Grund dafür sei das veränderte Konsumverhalten. Die Märkte würden sich verschieben, Pommes seien zum Beispiel kaum noch gefragt. "75 bis 80 Prozent der Pommesmenge wird außer Haus verzehrt, das fällt jetzt weg", sagt Graf.

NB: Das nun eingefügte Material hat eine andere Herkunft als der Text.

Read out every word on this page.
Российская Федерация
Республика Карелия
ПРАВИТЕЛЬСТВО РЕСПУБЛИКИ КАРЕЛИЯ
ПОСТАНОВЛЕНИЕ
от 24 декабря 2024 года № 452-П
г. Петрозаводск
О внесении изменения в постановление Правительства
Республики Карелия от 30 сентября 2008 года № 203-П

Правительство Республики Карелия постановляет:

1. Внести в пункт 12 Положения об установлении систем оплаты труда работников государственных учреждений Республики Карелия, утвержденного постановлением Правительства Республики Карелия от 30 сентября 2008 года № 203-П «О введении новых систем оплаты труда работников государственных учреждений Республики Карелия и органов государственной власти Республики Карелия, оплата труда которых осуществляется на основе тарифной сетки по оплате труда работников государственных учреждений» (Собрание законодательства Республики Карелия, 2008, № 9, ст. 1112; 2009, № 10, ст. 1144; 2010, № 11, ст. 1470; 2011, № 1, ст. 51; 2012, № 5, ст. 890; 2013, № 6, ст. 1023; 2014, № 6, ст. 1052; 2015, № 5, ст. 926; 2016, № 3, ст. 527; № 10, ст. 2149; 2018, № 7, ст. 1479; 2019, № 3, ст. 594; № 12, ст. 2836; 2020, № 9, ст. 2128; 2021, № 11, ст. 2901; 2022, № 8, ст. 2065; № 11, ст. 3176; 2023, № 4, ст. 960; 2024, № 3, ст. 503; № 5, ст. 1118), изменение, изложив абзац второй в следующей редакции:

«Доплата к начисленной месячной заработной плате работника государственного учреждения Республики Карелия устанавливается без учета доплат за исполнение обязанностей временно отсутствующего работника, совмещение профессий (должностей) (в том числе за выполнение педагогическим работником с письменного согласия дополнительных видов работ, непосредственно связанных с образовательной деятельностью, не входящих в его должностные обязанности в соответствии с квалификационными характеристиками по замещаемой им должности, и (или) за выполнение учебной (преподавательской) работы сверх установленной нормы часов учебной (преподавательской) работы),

Die niederländische Firma Aviko, weltweit Marktführer bei tiefgekühlten Pommes, wird deshalb bald ihre Produktion am Hauptsitz in Deutschland, in Rain am Lech, für einige Wochen stilllegen. 6000 Tonnen Kartoffeln werden hier wöchentlich verarbeitet. "Derzeit läuft es noch voll, aber das Ende naht", sagt Manfred Schott, Geschäftsführer des Kartoffel-Centrums Bayern, das für Aviko die Ware einkauft. "Wir versuchen, zusammen mit den betroffenen Bauern eine Lösung zu finden."

Auch Johann Graf setzt auf eine gemeinsame Lösung zwischen Bauern und Industrie. "Die Verträge der Landwirte sind zwar gut gestrickt, aber es hilft niemanden, wenn eine Fabrik pleite ist", sagt er. Während die Nachfrage nach Pommes-Kartoffeln extrem sinkt, steigt dagegen die Nachfrage nach Speisekartoffeln. "Man kann aber nicht tauschen, weil die Pommes-Kartoffeln ganz andere Eigenschaften haben", sagt Graf.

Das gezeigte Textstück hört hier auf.